Invisible Disabilities DO Exist
Once upon an average high school day, I was in the elevator on my way to class. At the elevators second stop, I noticed a teacher step in. As the elevator door closed, I realized that he was looking at me. I tried to be polite and said hello before turning to face the elevator door again. After a few awkward long seconds, the man looked up and down at my body, then turned to me and said “You don’t look like your legs are broken.”
At my school, only students with disabilities or an elevator pass, may ride the elevator. I have both. I was appalled and hurt by this teacher’s words, but I mustered up the strength to look at him and say, “I have a pass.” I also directed him to the pass hanging off the side of my backpack, to which his response was to yell out “What the hell do you need a pass for?” In the seconds that passed, I dashed out of the elevator, and that moment and experience of my life, officially ended.

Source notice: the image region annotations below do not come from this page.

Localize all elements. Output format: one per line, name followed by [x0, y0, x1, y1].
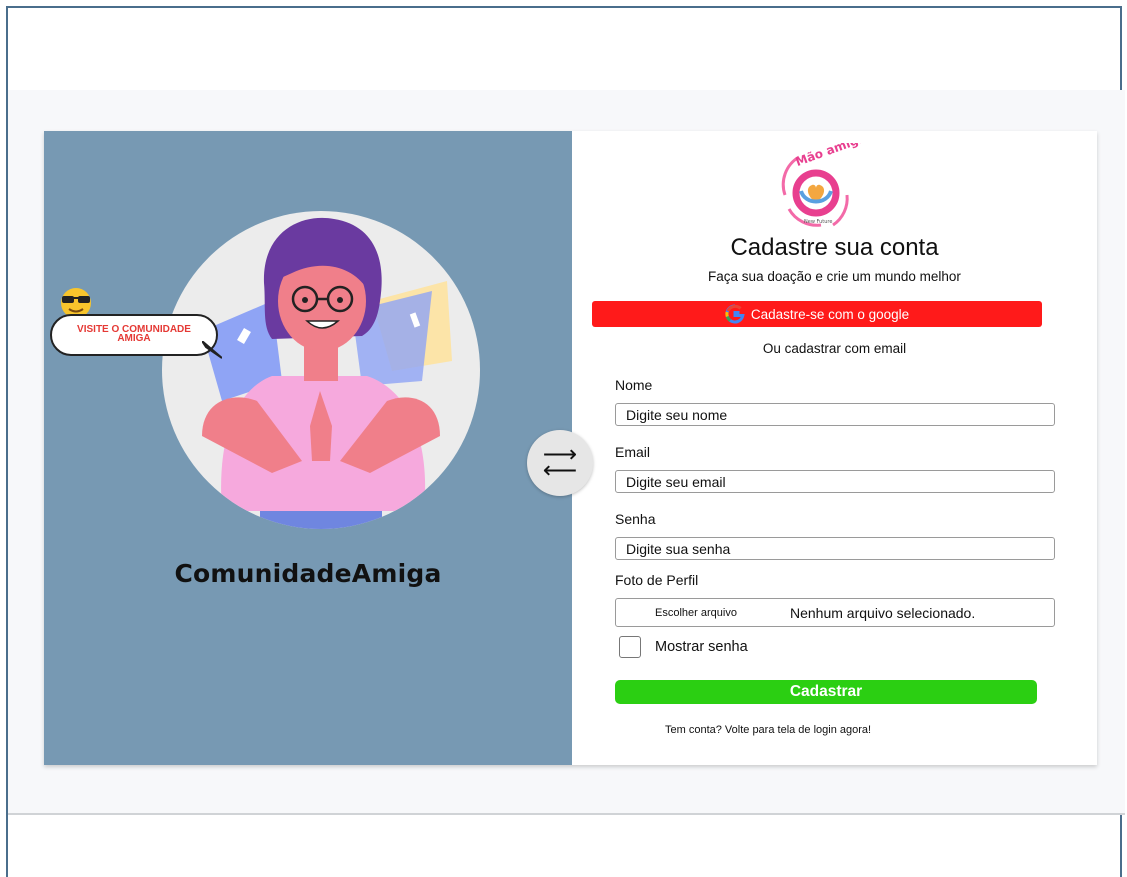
email-label: Email: [615, 444, 651, 460]
right-panel: Mão amiga New Future Cadastre sua conta …: [572, 131, 1097, 765]
logo-tagline: New Future: [804, 219, 832, 225]
logo-text: Mão amiga: [794, 143, 861, 169]
register-card: VISITE O COMUNIDADE AMIGA ComunidadeAmig…: [44, 131, 1097, 765]
left-panel: VISITE O COMUNIDADE AMIGA ComunidadeAmig…: [44, 131, 572, 765]
file-status-text: Nenhum arquivo selecionado.: [790, 604, 976, 621]
bubble-text: VISITE O COMUNIDADE AMIGA: [77, 324, 191, 344]
choose-file-button[interactable]: Escolher arquivo: [616, 607, 776, 619]
show-password-label[interactable]: Mostrar senha: [655, 639, 748, 655]
mao-amiga-logo: Mão amiga New Future: [781, 143, 861, 227]
name-label: Nome: [615, 377, 653, 393]
google-signup-button[interactable]: Cadastre-se com o google: [592, 301, 1042, 327]
page-title: Cadastre sua conta: [730, 234, 939, 261]
google-button-label: Cadastre-se com o google: [750, 306, 910, 322]
photo-label: Foto de Perfil: [615, 572, 699, 588]
page-subtitle: Faça sua doação e crie um mundo melhor: [708, 269, 961, 284]
login-link[interactable]: Tem conta? Volte para tela de login agor…: [665, 724, 871, 736]
visit-community-bubble[interactable]: VISITE O COMUNIDADE AMIGA: [50, 314, 218, 356]
profile-photo-file-input[interactable]: Escolher arquivo Nenhum arquivo selecion…: [615, 598, 1055, 627]
or-email-text: Ou cadastrar com email: [762, 341, 907, 356]
google-icon: [725, 304, 745, 324]
swap-arrows-icon[interactable]: ⟶ ⟵: [527, 430, 593, 496]
bubble-tail: [202, 341, 222, 359]
email-input[interactable]: [615, 470, 1055, 493]
avatar-illustration: [162, 211, 480, 529]
password-input[interactable]: [615, 537, 1055, 560]
show-password-checkbox[interactable]: [619, 636, 641, 658]
password-label: Senha: [615, 511, 656, 527]
register-button[interactable]: Cadastrar: [615, 680, 1037, 704]
brand-name: ComunidadeAmiga: [174, 559, 442, 588]
name-input[interactable]: [615, 403, 1055, 426]
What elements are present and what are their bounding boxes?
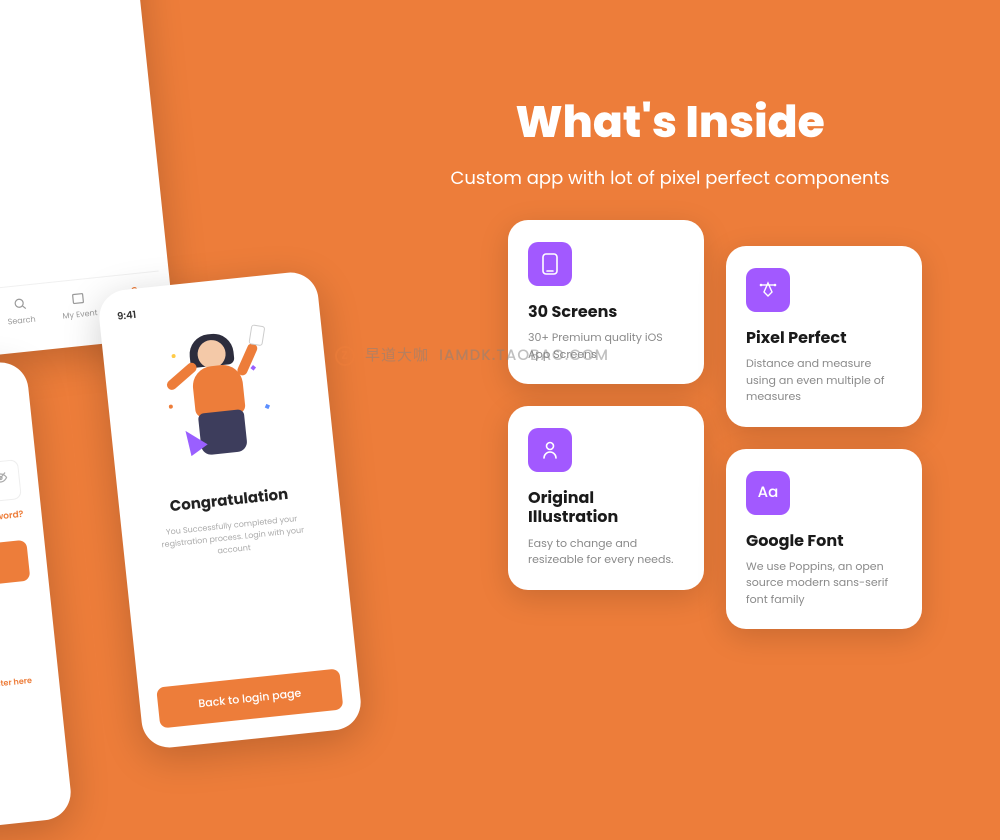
header-section: What's Inside Custom app with lot of pix… — [400, 90, 940, 192]
font-icon: Aa — [746, 471, 790, 515]
phone-mockup-congrats: 9:41 Congratulation You Successfully com… — [97, 270, 364, 750]
nav-myevent[interactable]: My Event — [60, 288, 98, 323]
watermark: Z 早道大咖 IAMDK.TAOBAO.COM — [335, 344, 609, 367]
nav-search[interactable]: Search — [5, 295, 36, 329]
pixel-card: Pixel Perfect Distance and measure using… — [726, 246, 922, 427]
nav-search-label: Search — [7, 314, 36, 329]
watermark-text1: 早道大咖 — [365, 344, 429, 367]
pen-icon — [746, 268, 790, 312]
screens-title: 30 Screens — [528, 302, 684, 321]
illustration-card: Original Illustration Easy to change and… — [508, 406, 704, 589]
congrats-desc: You Successfully completed your registra… — [140, 510, 327, 565]
page-title: What's Inside — [400, 90, 940, 155]
back-to-login-button[interactable]: Back to login page — [156, 668, 343, 728]
illustration-title: Original Illustration — [528, 488, 684, 526]
register-prompt: You dont have an account? Register here — [0, 674, 42, 705]
pixel-title: Pixel Perfect — [746, 328, 902, 347]
eye-hidden-icon[interactable] — [0, 470, 10, 492]
pixel-desc: Distance and measure using an even multi… — [746, 355, 902, 405]
watermark-text2: IAMDK.TAOBAO.COM — [439, 344, 609, 367]
calendar-icon — [70, 289, 88, 307]
nav-myevent-label: My Event — [62, 307, 98, 323]
login-button[interactable]: Login — [0, 540, 30, 600]
illustration-desc: Easy to change and resizeable for every … — [528, 535, 684, 568]
font-desc: We use Poppins, an open source modern sa… — [746, 558, 902, 608]
search-icon — [11, 295, 29, 313]
person-icon — [528, 428, 572, 472]
phone-mockup-login: Forgot Password? Login Or login using G … — [0, 360, 73, 840]
phone-icon — [528, 242, 572, 286]
page-subtitle: Custom app with lot of pixel perfect com… — [400, 165, 940, 192]
social-buttons: G — [0, 620, 38, 675]
forgot-password-link[interactable]: Forgot Password? — [0, 509, 24, 541]
watermark-badge: Z — [335, 346, 355, 366]
font-title: Google Font — [746, 531, 902, 550]
font-card: Aa Google Font We use Poppins, an open s… — [726, 449, 922, 630]
logout-link[interactable]: Log out — [0, 0, 142, 42]
register-link[interactable]: Register here — [0, 675, 32, 692]
celebration-illustration — [119, 315, 317, 473]
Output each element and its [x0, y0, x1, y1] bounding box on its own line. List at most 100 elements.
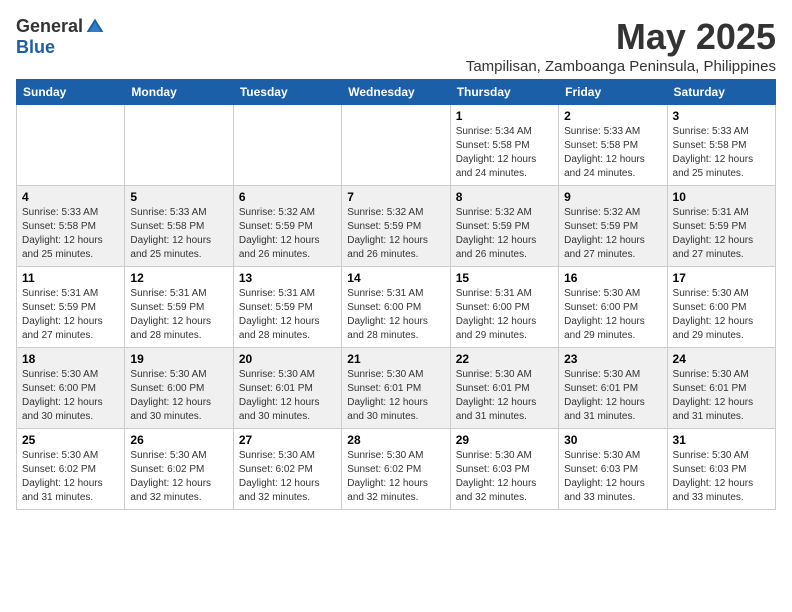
logo-blue-text: Blue: [16, 37, 55, 58]
day-info: Sunrise: 5:30 AM Sunset: 6:01 PM Dayligh…: [673, 368, 770, 424]
day-number: 3: [673, 109, 770, 123]
calendar-cell: 14Sunrise: 5:31 AM Sunset: 6:00 PM Dayli…: [342, 267, 450, 348]
day-info: Sunrise: 5:33 AM Sunset: 5:58 PM Dayligh…: [130, 206, 227, 262]
calendar-cell: 9Sunrise: 5:32 AM Sunset: 5:59 PM Daylig…: [559, 186, 667, 267]
calendar-cell: 8Sunrise: 5:32 AM Sunset: 5:59 PM Daylig…: [450, 186, 558, 267]
weekday-header-monday: Monday: [125, 80, 233, 105]
calendar-cell: 25Sunrise: 5:30 AM Sunset: 6:02 PM Dayli…: [17, 429, 125, 510]
day-info: Sunrise: 5:32 AM Sunset: 5:59 PM Dayligh…: [456, 206, 553, 262]
day-number: 30: [564, 433, 661, 447]
weekday-header-saturday: Saturday: [667, 80, 775, 105]
day-number: 19: [130, 352, 227, 366]
calendar-cell: 26 Sunrise: 5:30 AM Sunset: 6:02 PM Dayli…: [125, 429, 233, 510]
day-info: Sunrise: 5:30 AM Sunset: 6:00 PM Dayligh…: [564, 287, 661, 343]
day-number: 18: [22, 352, 119, 366]
day-number: 17: [673, 271, 770, 285]
day-info: Sunrise: 5:30 AM Sunset: 6:02 PM Dayligh…: [239, 449, 336, 505]
day-info: Sunrise: 5:31 AM Sunset: 6:00 PM Dayligh…: [347, 287, 444, 343]
page-header: General Blue May 2025 Tampilisan, Zamboa…: [16, 16, 776, 75]
day-number: 21: [347, 352, 444, 366]
day-info: Sunrise: 5:31 AM Sunset: 5:59 PM Dayligh…: [22, 287, 119, 343]
calendar-cell: 3 Sunrise: 5:33 AM Sunset: 5:58 PM Daylig…: [667, 105, 775, 186]
weekday-header-thursday: Thursday: [450, 80, 558, 105]
day-info: Sunrise: 5:30 AM Sunset: 6:01 PM Dayligh…: [347, 368, 444, 424]
month-title: May 2025: [466, 16, 776, 58]
calendar-cell: 5Sunrise: 5:33 AM Sunset: 5:58 PM Daylig…: [125, 186, 233, 267]
calendar-cell: 1 Sunrise: 5:34 AM Sunset: 5:58 PM Daylig…: [450, 105, 558, 186]
calendar-cell: 16 Sunrise: 5:30 AM Sunset: 6:00 PM Dayli…: [559, 267, 667, 348]
day-info: Sunrise: 5:34 AM Sunset: 5:58 PM Dayligh…: [456, 125, 553, 181]
day-info: Sunrise: 5:30 AM Sunset: 6:02 PM Dayligh…: [22, 449, 119, 505]
calendar-cell: 15 Sunrise: 5:31 AM Sunset: 6:00 PM Dayli…: [450, 267, 558, 348]
day-number: 23: [564, 352, 661, 366]
calendar-cell: 19 Sunrise: 5:30 AM Sunset: 6:00 PM Dayli…: [125, 348, 233, 429]
day-info: Sunrise: 5:30 AM Sunset: 6:01 PM Dayligh…: [239, 368, 336, 424]
day-info: Sunrise: 5:31 AM Sunset: 6:00 PM Dayligh…: [456, 287, 553, 343]
day-number: 28: [347, 433, 444, 447]
weekday-header-friday: Friday: [559, 80, 667, 105]
calendar-cell: 27 Sunrise: 5:30 AM Sunset: 6:02 PM Dayli…: [233, 429, 341, 510]
day-info: Sunrise: 5:30 AM Sunset: 6:00 PM Dayligh…: [673, 287, 770, 343]
day-info: Sunrise: 5:33 AM Sunset: 5:58 PM Dayligh…: [564, 125, 661, 181]
calendar-cell: 30Sunrise: 5:30 AM Sunset: 6:03 PM Dayli…: [559, 429, 667, 510]
day-info: Sunrise: 5:30 AM Sunset: 6:02 PM Dayligh…: [347, 449, 444, 505]
calendar-cell: 23 Sunrise: 5:30 AM Sunset: 6:01 PM Dayli…: [559, 348, 667, 429]
calendar-cell: 10Sunrise: 5:31 AM Sunset: 5:59 PM Dayli…: [667, 186, 775, 267]
day-info: Sunrise: 5:30 AM Sunset: 6:03 PM Dayligh…: [673, 449, 770, 505]
day-number: 27: [239, 433, 336, 447]
day-info: Sunrise: 5:33 AM Sunset: 5:58 PM Dayligh…: [22, 206, 119, 262]
calendar-table: SundayMondayTuesdayWednesdayThursdayFrid…: [16, 79, 776, 510]
day-number: 4: [22, 190, 119, 204]
logo: General Blue: [16, 16, 105, 58]
calendar-cell: 17 Sunrise: 5:30 AM Sunset: 6:00 PM Dayli…: [667, 267, 775, 348]
location-subtitle: Tampilisan, Zamboanga Peninsula, Philipp…: [466, 58, 776, 75]
day-info: Sunrise: 5:30 AM Sunset: 6:02 PM Dayligh…: [130, 449, 227, 505]
day-number: 20: [239, 352, 336, 366]
weekday-header-wednesday: Wednesday: [342, 80, 450, 105]
day-number: 2: [564, 109, 661, 123]
calendar-cell: 29Sunrise: 5:30 AM Sunset: 6:03 PM Dayli…: [450, 429, 558, 510]
day-number: 13: [239, 271, 336, 285]
day-info: Sunrise: 5:30 AM Sunset: 6:00 PM Dayligh…: [130, 368, 227, 424]
calendar-cell: 11 Sunrise: 5:31 AM Sunset: 5:59 PM Dayli…: [17, 267, 125, 348]
day-info: Sunrise: 5:30 AM Sunset: 6:01 PM Dayligh…: [456, 368, 553, 424]
calendar-cell: 7Sunrise: 5:32 AM Sunset: 5:59 PM Daylig…: [342, 186, 450, 267]
day-info: Sunrise: 5:31 AM Sunset: 5:59 PM Dayligh…: [130, 287, 227, 343]
day-number: 26: [130, 433, 227, 447]
weekday-header-tuesday: Tuesday: [233, 80, 341, 105]
day-number: 15: [456, 271, 553, 285]
calendar-cell: [17, 105, 125, 186]
calendar-week-row: 25Sunrise: 5:30 AM Sunset: 6:02 PM Dayli…: [17, 429, 776, 510]
day-info: Sunrise: 5:30 AM Sunset: 6:01 PM Dayligh…: [564, 368, 661, 424]
calendar-cell: [342, 105, 450, 186]
calendar-cell: 28 Sunrise: 5:30 AM Sunset: 6:02 PM Dayli…: [342, 429, 450, 510]
day-number: 11: [22, 271, 119, 285]
calendar-cell: 20 Sunrise: 5:30 AM Sunset: 6:01 PM Dayli…: [233, 348, 341, 429]
calendar-cell: 22 Sunrise: 5:30 AM Sunset: 6:01 PM Dayli…: [450, 348, 558, 429]
calendar-cell: 21 Sunrise: 5:30 AM Sunset: 6:01 PM Dayli…: [342, 348, 450, 429]
logo-icon: [85, 17, 105, 37]
calendar-cell: 2 Sunrise: 5:33 AM Sunset: 5:58 PM Daylig…: [559, 105, 667, 186]
calendar-cell: 13 Sunrise: 5:31 AM Sunset: 5:59 PM Dayli…: [233, 267, 341, 348]
logo-general-text: General: [16, 16, 83, 37]
calendar-week-row: 4 Sunrise: 5:33 AM Sunset: 5:58 PM Daylig…: [17, 186, 776, 267]
day-info: Sunrise: 5:31 AM Sunset: 5:59 PM Dayligh…: [239, 287, 336, 343]
day-number: 31: [673, 433, 770, 447]
calendar-cell: 12 Sunrise: 5:31 AM Sunset: 5:59 PM Dayli…: [125, 267, 233, 348]
day-info: Sunrise: 5:33 AM Sunset: 5:58 PM Dayligh…: [673, 125, 770, 181]
day-info: Sunrise: 5:32 AM Sunset: 5:59 PM Dayligh…: [239, 206, 336, 262]
day-number: 29: [456, 433, 553, 447]
calendar-cell: [125, 105, 233, 186]
calendar-cell: 6 Sunrise: 5:32 AM Sunset: 5:59 PM Daylig…: [233, 186, 341, 267]
day-number: 22: [456, 352, 553, 366]
day-number: 12: [130, 271, 227, 285]
day-number: 9: [564, 190, 661, 204]
day-number: 7: [347, 190, 444, 204]
day-info: Sunrise: 5:30 AM Sunset: 6:00 PM Dayligh…: [22, 368, 119, 424]
day-number: 16: [564, 271, 661, 285]
day-number: 1: [456, 109, 553, 123]
day-number: 6: [239, 190, 336, 204]
calendar-week-row: 18 Sunrise: 5:30 AM Sunset: 6:00 PM Dayli…: [17, 348, 776, 429]
calendar-cell: 24Sunrise: 5:30 AM Sunset: 6:01 PM Dayli…: [667, 348, 775, 429]
calendar-cell: 4 Sunrise: 5:33 AM Sunset: 5:58 PM Daylig…: [17, 186, 125, 267]
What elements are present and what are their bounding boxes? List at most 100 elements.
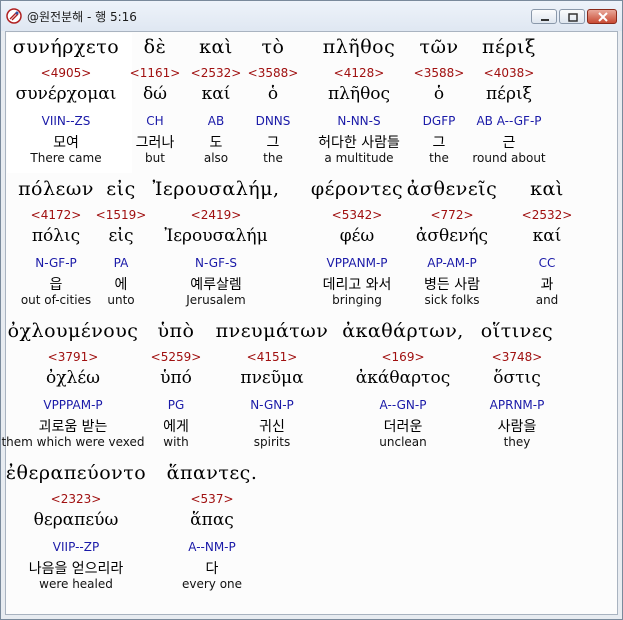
korean-gloss: 에: [114, 277, 128, 293]
strong-number[interactable]: <2323>: [51, 492, 102, 506]
greek-word[interactable]: φέροντες: [311, 178, 403, 200]
strong-number[interactable]: <3748>: [492, 350, 543, 364]
parse-code: N-GF-P: [35, 256, 77, 270]
window-title: @원전분해 - 행 5:16: [27, 10, 137, 24]
parse-code: APRNM-P: [489, 398, 545, 412]
strong-number[interactable]: <2532>: [191, 66, 242, 80]
korean-gloss: 허다한 사람들: [318, 135, 400, 151]
strong-number[interactable]: <3588>: [248, 66, 299, 80]
greek-word[interactable]: Ἰερουσαλήμ,: [152, 178, 279, 200]
scroll-seal-icon[interactable]: [6, 8, 22, 24]
korean-gloss: 과: [540, 277, 554, 293]
strong-number[interactable]: <537>: [190, 492, 233, 506]
strong-number[interactable]: <1161>: [130, 66, 181, 80]
korean-gloss: 예루살렘: [190, 277, 242, 293]
strong-number[interactable]: <1519>: [96, 208, 147, 222]
korean-gloss: 괴로움 받는: [38, 419, 108, 435]
korean-gloss: 귀신: [259, 419, 285, 435]
lemma-word: ὁ: [267, 84, 279, 104]
parse-code: N-GN-P: [250, 398, 294, 412]
strong-number[interactable]: <2532>: [522, 208, 573, 222]
korean-gloss: 병든 사람: [424, 277, 480, 293]
korean-gloss: 그러나: [135, 135, 175, 151]
greek-word[interactable]: ὀχλουμένους: [8, 320, 139, 342]
greek-word[interactable]: εἰς: [106, 178, 135, 200]
greek-word[interactable]: συνήρχετο: [13, 36, 119, 58]
english-gloss: bringing: [332, 293, 382, 307]
english-gloss: and: [535, 293, 559, 307]
english-gloss: also: [203, 151, 229, 165]
lemma-word: δώ: [142, 84, 168, 104]
close-icon: [598, 12, 608, 22]
greek-word[interactable]: ὑπὸ: [158, 320, 195, 342]
greek-word[interactable]: ἐθεραπεύοντο: [6, 462, 146, 484]
english-gloss: There came: [30, 151, 102, 165]
minimize-icon: [541, 19, 549, 21]
english-gloss: unclean: [379, 435, 427, 449]
maximize-button[interactable]: [559, 9, 585, 24]
strong-number[interactable]: <4172>: [31, 208, 82, 222]
greek-word[interactable]: πέριξ: [482, 36, 536, 58]
english-gloss: every one: [181, 577, 243, 591]
strong-number[interactable]: <5342>: [332, 208, 383, 222]
greek-word[interactable]: καὶ: [530, 178, 564, 200]
maximize-icon: [568, 13, 578, 22]
strong-number[interactable]: <4038>: [484, 66, 535, 80]
lemma-word: ἀκάθαρτος: [355, 368, 451, 388]
strong-number[interactable]: <4905>: [41, 66, 92, 80]
parse-code: A--NM-P: [188, 540, 236, 554]
english-gloss: out of-cities: [20, 293, 92, 307]
close-button[interactable]: [587, 9, 617, 24]
english-gloss: them which were vexed: [1, 435, 145, 449]
interlinear-view[interactable]: συνήρχετο <4905> συνέρχομαι VIIN--ZS 모여 There…: [1, 31, 618, 615]
english-gloss: a multitude: [324, 151, 394, 165]
english-gloss: round about: [472, 151, 546, 165]
parse-code: VIIN--ZS: [41, 114, 91, 128]
korean-gloss: 모여: [53, 135, 79, 151]
lemma-word: θεραπεύω: [33, 510, 119, 530]
parse-code: A--GN-P: [379, 398, 427, 412]
parse-code: AP-AM-P: [427, 256, 477, 270]
app-window: @원전분해 - 행 5:16 συνήρχετο <4905> συνέρχομαι…: [0, 0, 623, 620]
parse-code: VIIP--ZP: [52, 540, 100, 554]
greek-word[interactable]: πόλεων: [18, 178, 94, 200]
strong-number[interactable]: <5259>: [151, 350, 202, 364]
lemma-word: ὀχλέω: [46, 368, 100, 388]
strong-number[interactable]: <2419>: [191, 208, 242, 222]
english-gloss: were healed: [39, 577, 113, 591]
lemma-word: ὁ: [433, 84, 445, 104]
parse-code: DNNS: [255, 114, 291, 128]
english-gloss: with: [163, 435, 189, 449]
strong-number[interactable]: <169>: [381, 350, 424, 364]
parse-code: CH: [146, 114, 164, 128]
greek-word[interactable]: τῶν: [419, 36, 458, 58]
title-bar[interactable]: @원전분해 - 행 5:16: [1, 1, 622, 31]
greek-word[interactable]: πλῆθος: [323, 36, 395, 58]
greek-word[interactable]: ἀκαθάρτων,: [342, 320, 464, 342]
lemma-word: ὅστις: [493, 368, 541, 388]
greek-word[interactable]: δὲ: [144, 36, 167, 58]
parse-code: PA: [113, 256, 129, 270]
lemma-word: Ἰερουσαλήμ: [164, 226, 268, 246]
strong-number[interactable]: <3791>: [48, 350, 99, 364]
strong-number[interactable]: <3588>: [414, 66, 465, 80]
english-gloss: unto: [107, 293, 135, 307]
korean-gloss: 다: [205, 561, 219, 577]
parse-code: VPPANM-P: [326, 256, 388, 270]
greek-word[interactable]: ἅπαντες.: [167, 462, 258, 484]
minimize-button[interactable]: [531, 9, 557, 24]
strong-number[interactable]: <772>: [430, 208, 473, 222]
korean-gloss: 도: [209, 135, 223, 151]
lemma-word: ἀσθενής: [415, 226, 489, 246]
strong-number[interactable]: <4128>: [334, 66, 385, 80]
greek-word[interactable]: ἀσθενεῖς: [407, 178, 498, 200]
parse-code: N-GF-S: [195, 256, 237, 270]
english-gloss: Jerusalem: [186, 293, 246, 307]
strong-number[interactable]: <4151>: [247, 350, 298, 364]
greek-word[interactable]: τὸ: [262, 36, 285, 58]
lemma-word: πέριξ: [485, 84, 533, 104]
greek-word[interactable]: καὶ: [199, 36, 233, 58]
greek-word[interactable]: οἵτινες: [481, 320, 553, 342]
greek-word[interactable]: πνευμάτων: [216, 320, 329, 342]
parse-code: VPPPAM-P: [43, 398, 103, 412]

What I learned was that this man simply didn’t understand that people with “invisible” disabilities exist. People such as myself, who suffer from chronic pain and live disabled, without outwardly appearing so. The next thing I realized was that there are most likely many more people out there just like the man I encountered in the elevator. People who don’t comprehend, let alone acknowledge the existence of people with “invisible disabilities”. But I promise you, we exist. What I ask of society, is to not judge me and my disability like a cover of a book. Not every disabled person moves in a wheelchair, or requires an assistive device. What we do require is society’s empathy.